Avant même que s’ouvre à Rennes le procès de Daniel Legrand pour la période où il était mineur, les médias ont réactivé l’effervescence médiatique qui avait tant servi la défense lors des procès de Saint-Omer et de Paris. Les rédactions qui ont ouvert grand leurs portes aux acquittés et à leurs avocats martèlent à nouveau une version officieuse et simpliste de l’affaire d’Outreau qui discrédite la parole des enfants et présentent les 13 accusés acquittés comme les victimes d’un fiasco judiciaire.
Ce faisant, ils partent sans doute du principe que le public est acquis à cette version officielle, et qu’il serait vain de prendre un peu de recul.
Ont-ils conscience du malaise que cette affaire a laissé dans les têtes ? De fait, ils ne semblent pas tenir compte que le récit qui circule est loin de convaincre tout le monde et qu’une saine curiosité pousse une partie de leurs lecteurs, de leurs auditeurs, de leurs téléspectateurs, a tenter d’en savoir un peu plus ? Certains – dont je suis – ont étudié le fond de l’affaire et n’ont pas été déçus, au point de conclure à la nécessité de parler, de dénoncer la désinformation massive, de témoigner du fait que s’il y a bien fiasco, ce n’est certes pas celui qu’on prétend.
Les avocats de la défense qui tentent à nouveau de susciter les réflexes pavloviens en reprenant les accents outranciers qui avaient cours en 2004 tentent de minimiser le phénomène et de le décrédibiliser en parlant d’une clique de « révisionnistes » comme si la doxa qu’ils avaient créée devait définitivement s’imposer comme un texte sacré.

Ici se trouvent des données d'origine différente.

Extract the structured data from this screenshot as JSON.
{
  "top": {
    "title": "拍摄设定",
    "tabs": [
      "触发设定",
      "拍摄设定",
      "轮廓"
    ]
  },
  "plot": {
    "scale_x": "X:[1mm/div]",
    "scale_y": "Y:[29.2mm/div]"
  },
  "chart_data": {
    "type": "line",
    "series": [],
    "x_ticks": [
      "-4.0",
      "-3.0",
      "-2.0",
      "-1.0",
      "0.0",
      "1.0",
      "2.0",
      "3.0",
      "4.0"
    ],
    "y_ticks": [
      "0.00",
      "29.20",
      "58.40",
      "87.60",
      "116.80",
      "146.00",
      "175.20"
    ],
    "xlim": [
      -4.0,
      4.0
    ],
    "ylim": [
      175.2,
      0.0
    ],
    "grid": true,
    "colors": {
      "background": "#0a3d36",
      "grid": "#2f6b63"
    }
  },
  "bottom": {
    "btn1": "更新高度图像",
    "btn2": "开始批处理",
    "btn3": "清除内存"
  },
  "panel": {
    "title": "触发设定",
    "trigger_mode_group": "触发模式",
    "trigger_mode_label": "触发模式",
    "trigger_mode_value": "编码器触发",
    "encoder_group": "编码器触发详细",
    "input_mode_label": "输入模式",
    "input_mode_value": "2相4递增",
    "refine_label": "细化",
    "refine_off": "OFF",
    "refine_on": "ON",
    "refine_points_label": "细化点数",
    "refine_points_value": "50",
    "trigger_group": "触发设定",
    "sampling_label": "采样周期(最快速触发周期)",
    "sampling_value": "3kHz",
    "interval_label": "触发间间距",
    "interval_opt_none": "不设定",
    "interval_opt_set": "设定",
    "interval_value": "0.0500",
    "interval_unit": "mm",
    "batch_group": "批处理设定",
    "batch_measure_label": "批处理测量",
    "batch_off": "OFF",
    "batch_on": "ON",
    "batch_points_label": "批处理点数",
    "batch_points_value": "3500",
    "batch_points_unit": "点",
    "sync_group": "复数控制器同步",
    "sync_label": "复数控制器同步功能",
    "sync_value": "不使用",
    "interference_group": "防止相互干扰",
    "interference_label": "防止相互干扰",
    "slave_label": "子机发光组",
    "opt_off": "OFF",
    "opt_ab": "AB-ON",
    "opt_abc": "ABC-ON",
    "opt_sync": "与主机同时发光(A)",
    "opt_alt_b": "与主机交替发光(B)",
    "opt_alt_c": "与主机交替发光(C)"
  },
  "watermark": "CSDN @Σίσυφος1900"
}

Ils répètent que ces gens « n’étaient pas aux procès » comme si le fait de n’avoir pas assisté au consternant spectacle de ce procès « foire d’empoigne » et aux prestations théâtrales de la défense pouvait les disqualifier.
Ce qui est commode face à ces invectives, c’est qu’il n’est pas nécessaire de beaucoup chercher les preuves de la partialité du débat qui ouvre à nouveau une sorte de procès à l’extérieur du tribunal. Toute personne dotée d’un minimum de perspicacité peut se rendre compte :
– du fait que le contradictoire est absent de pratiquement toutes les émissions sur l’affaire. Si les avocats de la défense s’expriment en direct, l’expression la partie civile est parcimonieuse et contrôlée. A titre d’exemple : le 4 mai sur RTL avec Jacques Pradel, près d’une heure d’émission (aux intermèdes près), une grande attention et une déférence remarquable envers les DEUX (symptomatique) invités : Me Delarue et E. Dupond-Moretti, trente secondes pour Jonathan Delay, cinq minutes et demie par téléphone pour Me Reviron dont la parole a été coupée au moins à deux reprises.
– Du fait que la vérité judiciaire des enfants – dont douze ont été reconnus victimes de viols, agressions sexuelles et proxénétisme – ne soit jamais mentionnée (par contre on évoque perfidement « les enfants menteurs » ).
– Du fait que les anomalies pourtant stupéfiantes des procès soient tombées aux oubliettes : enfants victimes dans le box des accusés, malmenés à la barre, experts pris à partie et mis dans l’impossibilité de déposer sereinement, procès en appel terminé en dépit de bon sens : pas de plaidoiries, les excuses aux accusés avant même la délibération des jurés.
– Du fait que le film de fiction « Présumé coupable » fondé sur le livre qu’un ancien accusé avait écrit pour sa défense est passé plusieurs fois sur les écrans et a même été présenté comme une « histoire vraie » par France 3 (le comble) alors que le seul documentaire sérieux portant sur l’affaire : Outreau, l’Autre vérité n’a jamais été programmé en France, alors qu’il aurait pu venir à l’appui d’un intéressant débat contradictoire.
– Du fait que l’on n’entende du dossier – pourtant très lourd – et des faits reprochés qui s’y trouvent, que quelques gags , toujours les mêmes, exhibés par la défense pour tenter de ridiculiser les plaignants. On se plaît par exemple à évoquer l’enfant « violé avec une baguette de pain » en se gardant de dire qu’il s’agissait de petits objets de dinette en plastique.
– etc…
Les contenus et l’influence d’Internet et des réseaux sociaux est souvent décriée. Pourtant dans le cas présent, il faut reconnaître que c’est là la seule source d’information disponible puisque les grands médias s’auto-censurent et se cantonnent essentiellement dans les idées reçues et l’émotif.